State loses claim to Thika Road land in botched purchase

Signages on Thika Super Highway [Elvis Ogina, Standard]

The government has lost a court battle over six acres of prime land on Thika Road.

The Lands ministry bought the property from Springdew Properties in 2009 for Sh29 million for the expansion of Thika Road. The parcel was, however, not utilised.

Six years later, the company reached out to the ministry and refunded the money so it could build a mall on the property.

But in 2017, Springdew learnt that the land had appeared in the Kenya Gazette as a road reserve.

In court papers, the firm said it had already spent Sh25 million on mall construction by then.

Justice Lucy Gacheru ordered the government to compensate Springdew in the event it wants to use the property for an interchange and bus park.

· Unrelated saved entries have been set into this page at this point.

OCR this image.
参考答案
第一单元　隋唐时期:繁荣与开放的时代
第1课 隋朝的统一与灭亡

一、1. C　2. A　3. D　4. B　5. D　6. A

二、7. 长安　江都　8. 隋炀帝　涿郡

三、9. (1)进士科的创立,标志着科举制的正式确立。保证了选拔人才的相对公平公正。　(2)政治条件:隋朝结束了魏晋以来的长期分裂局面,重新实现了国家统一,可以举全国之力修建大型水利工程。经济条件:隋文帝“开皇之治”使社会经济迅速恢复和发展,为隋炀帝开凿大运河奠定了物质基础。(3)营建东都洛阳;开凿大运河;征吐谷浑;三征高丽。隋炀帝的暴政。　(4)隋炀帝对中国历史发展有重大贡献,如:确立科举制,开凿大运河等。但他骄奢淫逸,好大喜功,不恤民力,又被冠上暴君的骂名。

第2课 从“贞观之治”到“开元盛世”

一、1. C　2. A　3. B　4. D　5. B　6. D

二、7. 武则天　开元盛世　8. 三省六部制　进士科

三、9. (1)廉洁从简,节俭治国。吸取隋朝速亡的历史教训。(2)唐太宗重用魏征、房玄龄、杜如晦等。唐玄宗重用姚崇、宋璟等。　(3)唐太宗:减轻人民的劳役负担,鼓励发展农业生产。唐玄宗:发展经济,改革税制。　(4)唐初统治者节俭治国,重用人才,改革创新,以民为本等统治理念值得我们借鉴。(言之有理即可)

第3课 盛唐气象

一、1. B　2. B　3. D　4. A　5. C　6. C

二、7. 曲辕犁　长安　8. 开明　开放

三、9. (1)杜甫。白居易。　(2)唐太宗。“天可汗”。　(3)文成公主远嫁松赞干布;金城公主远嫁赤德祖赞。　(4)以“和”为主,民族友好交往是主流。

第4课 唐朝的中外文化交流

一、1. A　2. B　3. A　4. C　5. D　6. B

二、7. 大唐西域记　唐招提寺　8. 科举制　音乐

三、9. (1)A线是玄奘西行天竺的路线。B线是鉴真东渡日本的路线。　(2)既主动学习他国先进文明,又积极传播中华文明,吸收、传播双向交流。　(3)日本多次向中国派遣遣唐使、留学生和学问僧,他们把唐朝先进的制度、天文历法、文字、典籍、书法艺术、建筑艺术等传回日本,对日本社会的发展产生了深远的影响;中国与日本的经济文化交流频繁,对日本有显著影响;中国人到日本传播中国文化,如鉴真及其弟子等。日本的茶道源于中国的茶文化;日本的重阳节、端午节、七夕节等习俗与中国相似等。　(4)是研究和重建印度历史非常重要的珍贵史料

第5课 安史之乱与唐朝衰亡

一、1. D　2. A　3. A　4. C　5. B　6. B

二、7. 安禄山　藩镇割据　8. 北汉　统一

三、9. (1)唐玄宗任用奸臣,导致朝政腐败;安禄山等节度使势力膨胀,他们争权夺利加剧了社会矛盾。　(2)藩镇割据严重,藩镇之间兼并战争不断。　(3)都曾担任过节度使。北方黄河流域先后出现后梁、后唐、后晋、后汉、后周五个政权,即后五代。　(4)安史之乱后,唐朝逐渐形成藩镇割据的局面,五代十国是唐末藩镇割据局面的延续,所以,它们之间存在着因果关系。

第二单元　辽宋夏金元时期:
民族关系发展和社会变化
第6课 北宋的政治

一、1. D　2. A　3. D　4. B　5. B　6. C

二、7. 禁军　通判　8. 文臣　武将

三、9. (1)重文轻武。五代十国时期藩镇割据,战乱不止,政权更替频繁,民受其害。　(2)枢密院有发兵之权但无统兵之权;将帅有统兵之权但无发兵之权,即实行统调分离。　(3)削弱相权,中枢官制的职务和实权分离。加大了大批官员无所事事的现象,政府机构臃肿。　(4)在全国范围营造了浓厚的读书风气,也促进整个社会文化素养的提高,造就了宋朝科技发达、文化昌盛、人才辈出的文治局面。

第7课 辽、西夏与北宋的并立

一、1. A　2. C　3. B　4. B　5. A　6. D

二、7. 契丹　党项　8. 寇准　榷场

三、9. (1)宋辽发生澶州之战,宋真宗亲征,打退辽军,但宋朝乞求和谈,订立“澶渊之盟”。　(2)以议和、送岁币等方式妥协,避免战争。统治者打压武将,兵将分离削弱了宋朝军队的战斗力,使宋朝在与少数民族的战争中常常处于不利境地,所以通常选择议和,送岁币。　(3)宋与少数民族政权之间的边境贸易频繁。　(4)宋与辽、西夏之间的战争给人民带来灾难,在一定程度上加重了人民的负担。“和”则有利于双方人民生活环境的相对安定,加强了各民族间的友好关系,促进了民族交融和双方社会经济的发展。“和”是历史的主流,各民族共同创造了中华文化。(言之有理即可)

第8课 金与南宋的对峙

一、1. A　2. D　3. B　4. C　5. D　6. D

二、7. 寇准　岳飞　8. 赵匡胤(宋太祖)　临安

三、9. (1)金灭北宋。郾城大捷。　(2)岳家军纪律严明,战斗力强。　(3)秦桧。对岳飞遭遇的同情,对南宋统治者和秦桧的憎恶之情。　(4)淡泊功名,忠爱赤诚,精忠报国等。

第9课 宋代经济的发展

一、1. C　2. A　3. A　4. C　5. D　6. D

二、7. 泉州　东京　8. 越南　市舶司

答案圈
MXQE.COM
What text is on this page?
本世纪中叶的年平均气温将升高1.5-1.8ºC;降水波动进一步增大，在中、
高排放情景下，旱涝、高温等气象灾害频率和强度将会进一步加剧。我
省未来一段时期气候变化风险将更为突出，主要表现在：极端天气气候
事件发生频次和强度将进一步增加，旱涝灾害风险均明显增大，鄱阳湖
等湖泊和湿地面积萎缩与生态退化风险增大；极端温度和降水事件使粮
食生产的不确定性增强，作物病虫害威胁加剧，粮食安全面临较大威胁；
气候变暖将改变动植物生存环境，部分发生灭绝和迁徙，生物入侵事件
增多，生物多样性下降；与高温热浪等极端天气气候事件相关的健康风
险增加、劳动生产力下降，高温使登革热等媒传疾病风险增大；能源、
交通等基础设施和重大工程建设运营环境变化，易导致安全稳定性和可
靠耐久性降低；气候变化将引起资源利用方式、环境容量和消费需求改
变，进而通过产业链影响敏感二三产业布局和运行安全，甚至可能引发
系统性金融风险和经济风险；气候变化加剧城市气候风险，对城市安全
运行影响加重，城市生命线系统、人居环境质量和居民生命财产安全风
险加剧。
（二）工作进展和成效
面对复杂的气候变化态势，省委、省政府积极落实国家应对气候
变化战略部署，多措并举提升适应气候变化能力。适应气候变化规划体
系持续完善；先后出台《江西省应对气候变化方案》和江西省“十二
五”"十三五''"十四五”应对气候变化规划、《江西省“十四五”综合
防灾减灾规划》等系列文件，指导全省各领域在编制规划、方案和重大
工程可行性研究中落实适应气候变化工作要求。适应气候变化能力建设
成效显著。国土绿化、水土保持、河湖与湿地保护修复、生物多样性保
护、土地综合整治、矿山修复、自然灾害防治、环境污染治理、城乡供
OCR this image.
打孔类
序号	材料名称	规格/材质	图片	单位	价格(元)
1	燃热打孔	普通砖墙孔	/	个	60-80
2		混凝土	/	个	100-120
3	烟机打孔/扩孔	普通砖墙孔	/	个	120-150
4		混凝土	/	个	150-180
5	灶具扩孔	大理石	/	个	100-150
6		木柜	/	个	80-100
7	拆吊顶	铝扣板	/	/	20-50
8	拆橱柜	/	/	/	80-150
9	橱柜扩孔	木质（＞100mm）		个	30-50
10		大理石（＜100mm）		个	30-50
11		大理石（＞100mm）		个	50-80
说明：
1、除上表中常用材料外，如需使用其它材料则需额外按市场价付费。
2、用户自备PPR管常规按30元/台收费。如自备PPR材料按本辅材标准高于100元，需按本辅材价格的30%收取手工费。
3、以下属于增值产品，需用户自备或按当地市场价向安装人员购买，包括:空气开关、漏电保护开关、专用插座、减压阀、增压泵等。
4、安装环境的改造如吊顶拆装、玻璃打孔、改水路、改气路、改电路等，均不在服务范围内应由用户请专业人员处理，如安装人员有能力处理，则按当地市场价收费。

“It is the court’s considered view that the petitioner, having exercised its pre-emptive rights and having reimbursed the compensation paid to it fully, validly reacquired the said land as it had not been utilised for the purpose it was intended for by the time it sought to exercise its rights,” she said.

“Therefore, the petitioner cannot be blamed for the misgivings of the first respondent (National Land Commission), who has an obligation to efficiently and effectively conduct its duties.”

The court verdict exposes the blunders that cost taxpayers millions of shillings.

It would mean forking out hundreds of millions of shillings for the land today, going by current market rates for the area where an acre costs over Sh40 million.

Reimbursed

The court heard that the Lands ministry received the reimbursement, gazetted the land as private property but later de-gazetted it, claiming it was public.

This prompted a court battle and led to a blame game between Kenya National Highways Authority and the National Land Commission (NLC).

Edmond Gichuru, a legal affairs and enforcement deputy director at NLC, in his April 23, 2018 affidavit blamed former chair  Mohammed Swazuri for gazetting the contested property as private property after the Springdew reimbursement.

He said Prof Swazuri signed the document without following the right procedure, and that he did not agree with the position.

Once the land became public, there was no process of reverting it to private use, Mr Gichuru said. He claimed the commission revoked Swazuri’s gazette notice to “correct a wrong position”.